MacDill AIM wing supports STEMtober at MOSI

  • Published
  • By Airman 1st Class Hiram Martinez
  • 6th Air Refueling Wing Public Affairs

Three units from the 6th Air Refueling Wing attended the STEMtober event hosted by the Museum of Science and Industry Oct. 21, 2021, in Tampa, Florida, to teach science, technology, engineering and mathematics (STEM) students about STEM careers in the Air Force.

STEMtober is an annual event where Hillsborough County Public School (HCPS) students explore different career opportunities within the STEM field.

“Having events like these are extremely important,” said Nicole Tuminella, a HCPS resource teacher coordinating the event. “It allows the students to see how what they’re learning in the classroom is used.”

Airmen from the 6th Civil Engineer Squadron Explosive Ordnance Disposal flight, 6th Communications Squadron and 6th Medical Group attended the event as part of MacDill’s Airman Inspired Mentorship wing.

“The main goal of the AIM program is to inspire the students in our communities to be a part of the Air Force when they grow up,” said U.S. Air Force Maj.

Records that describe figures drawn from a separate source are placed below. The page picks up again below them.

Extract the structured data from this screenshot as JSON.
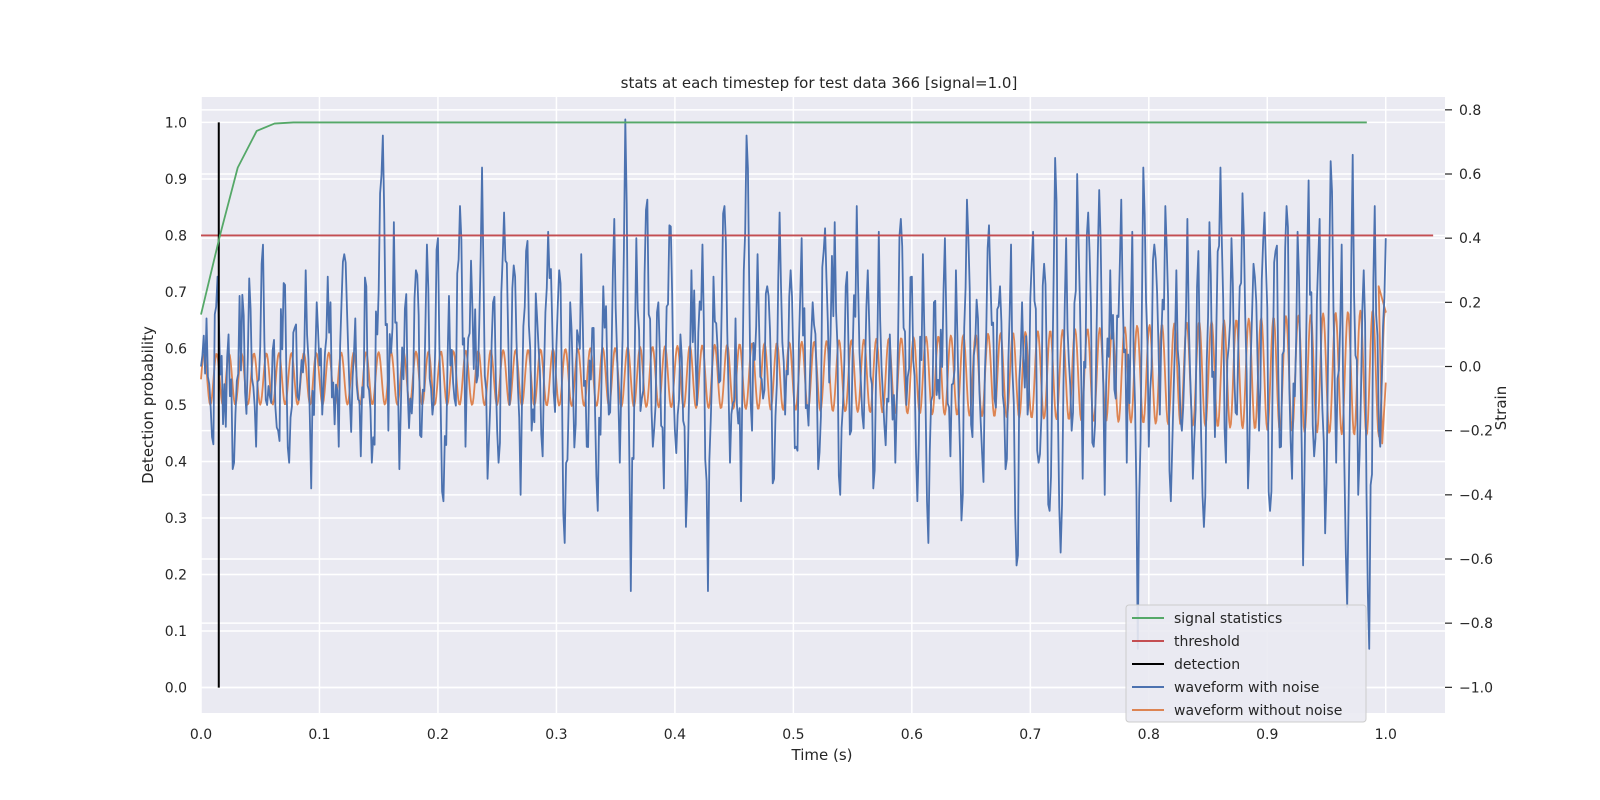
{
  "chart_data": {
    "type": "line",
    "title": "stats at each timestep for test data 366 [signal=1.0]",
    "xlabel": "Time (s)",
    "ylabel": "Detection probability",
    "y2label": "Strain",
    "xlim": [
      0.0,
      1.05
    ],
    "ylim": [
      -0.045,
      1.045
    ],
    "y2lim": [
      -1.08,
      0.84
    ],
    "xticks": [
      "0.0",
      "0.1",
      "0.2",
      "0.3",
      "0.4",
      "0.5",
      "0.6",
      "0.7",
      "0.8",
      "0.9",
      "1.0"
    ],
    "yticks": [
      "0.0",
      "0.1",
      "0.2",
      "0.3",
      "0.4",
      "0.5",
      "0.6",
      "0.7",
      "0.8",
      "0.9",
      "1.0"
    ],
    "y2ticks": [
      "−1.0",
      "−0.8",
      "−0.6",
      "−0.4",
      "−0.2",
      "0.0",
      "0.2",
      "0.4",
      "0.6",
      "0.8"
    ],
    "grid": true,
    "legend_position": "lower right",
    "series": [
      {
        "name": "signal statistics",
        "color": "#55a868",
        "axis": "left",
        "x": [
          0.0,
          0.016,
          0.031,
          0.047,
          0.062,
          0.078,
          0.094,
          0.2,
          0.4,
          0.6,
          0.8,
          0.984
        ],
        "y": [
          0.66,
          0.8,
          0.92,
          0.985,
          0.998,
          1.0,
          1.0,
          1.0,
          1.0,
          1.0,
          1.0,
          1.0
        ]
      },
      {
        "name": "threshold",
        "color": "#c44e52",
        "axis": "left",
        "x": [
          0.0,
          1.04
        ],
        "y": [
          0.8,
          0.8
        ]
      },
      {
        "name": "detection",
        "color": "#000000",
        "axis": "left",
        "x": [
          0.015,
          0.015
        ],
        "y": [
          0.0,
          1.0
        ]
      },
      {
        "name": "waveform with noise",
        "color": "#4c72b0",
        "axis": "right",
        "x_start": 0.0,
        "x_end": 1.0,
        "y": [
          0.0,
          0.15,
          -0.22,
          0.28,
          -0.18,
          0.1,
          -0.3,
          0.22,
          -0.08,
          0.18,
          -0.25,
          0.32,
          -0.12,
          0.05,
          -0.2,
          0.26,
          -0.3,
          0.12,
          -0.05,
          0.3,
          -0.38,
          0.2,
          -0.15,
          0.28,
          -0.05,
          -0.25,
          0.35,
          -0.1,
          0.15,
          -0.28,
          0.25,
          -0.3,
          0.1,
          0.72,
          -0.2,
          0.45,
          -0.32,
          0.18,
          -0.1,
          0.3,
          -0.22,
          0.38,
          -0.15,
          0.4,
          -0.42,
          0.22,
          -0.1,
          0.5,
          -0.25,
          0.33,
          -0.05,
          0.62,
          -0.35,
          0.2,
          -0.3,
          0.48,
          -0.12,
          0.28,
          -0.4,
          0.36,
          -0.2,
          0.15,
          -0.28,
          0.42,
          -0.08,
          0.3,
          -0.55,
          0.2,
          -0.18,
          0.35,
          -0.25,
          0.12,
          -0.45,
          0.25,
          -0.15,
          0.46,
          -0.3,
          0.8,
          -0.7,
          0.4,
          -0.1,
          0.52,
          -0.25,
          0.2,
          -0.38,
          0.44,
          -0.2,
          0.1,
          -0.5,
          0.3,
          -0.12,
          0.38,
          -0.7,
          0.28,
          -0.05,
          0.5,
          -0.3,
          0.15,
          -0.42,
          0.72,
          -0.2,
          0.35,
          -0.1,
          0.22,
          -0.35,
          0.48,
          -0.15,
          0.3,
          -0.25,
          0.4,
          -0.12,
          0.2,
          -0.32,
          0.36,
          -0.05,
          0.45,
          -0.4,
          0.25,
          -0.2,
          0.5,
          -0.15,
          0.3,
          -0.38,
          0.42,
          -0.18,
          0.1,
          -0.3,
          0.46,
          -0.12,
          0.28,
          -0.42,
          0.35,
          -0.55,
          0.2,
          -0.1,
          0.4,
          -0.28,
          0.3,
          -0.48,
          0.52,
          -0.22,
          0.15,
          -0.36,
          0.44,
          -0.1,
          0.25,
          -0.32,
          0.38,
          -0.62,
          0.2,
          -0.15,
          0.42,
          -0.3,
          0.32,
          -0.45,
          0.65,
          -0.58,
          0.4,
          -0.2,
          0.6,
          -0.35,
          0.48,
          -0.25,
          0.55,
          -0.4,
          0.3,
          -0.1,
          0.52,
          -0.3,
          0.42,
          -0.88,
          0.62,
          -0.25,
          0.38,
          -0.15,
          0.5,
          -0.42,
          0.3,
          -0.2,
          0.46,
          -0.35,
          0.36,
          -0.5,
          0.45,
          -0.22,
          0.62,
          -0.3,
          0.4,
          -0.15,
          0.54,
          -0.38,
          0.32,
          -0.2,
          0.48,
          -0.45,
          0.36,
          -0.25,
          0.5,
          -0.35,
          0.42,
          -0.62,
          0.58,
          -0.28,
          0.46,
          -0.52,
          0.64,
          -0.3,
          0.38,
          -0.75,
          0.66,
          -0.4,
          0.3,
          -0.88,
          0.5,
          -0.25,
          0.4
        ]
      },
      {
        "name": "waveform without noise",
        "color": "#dd8452",
        "axis": "right",
        "x_start": 0.0,
        "x_end": 1.0,
        "cycles": 95,
        "amplitude_start": 0.08,
        "amplitude_end": 0.2,
        "phase_offset": -0.2,
        "end_values": [
          0.25,
          -0.24,
          -0.05
        ]
      }
    ]
  }
}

Michael Bargiel, lead point of contact for the AIM wing. “By having our Airmen here in person, the students are able to interact in ways that aren’t always available in the classroom.”

Each group of Airmen had a booth with different presentations and activities for the students to participate in ranging from a virtual reality medical simulator to a tactical EOD robot.

The students actively participated, asked questions, took pictures, and tested gear and equipment brought by Team MacDill. 

“The Airmen that we’re seeing out here today have a desire to teach,” said Bargiel. “Their interactions are having an impact on these students and their future. We want them to see the potential and possibilities that these career fields have.”

Bargiel added that even if the students don’t enlist in the future, these events still benefit the Air Force’s Total Force initiative.

“These very same students may be working for future companies that may one day have an innovative product that will help the Air Force break through barriers,” said Bargiel. “The goal is to develop mentors of the future, Airmen and future STEM civilians and keep that relationship going to make our Air Force better.”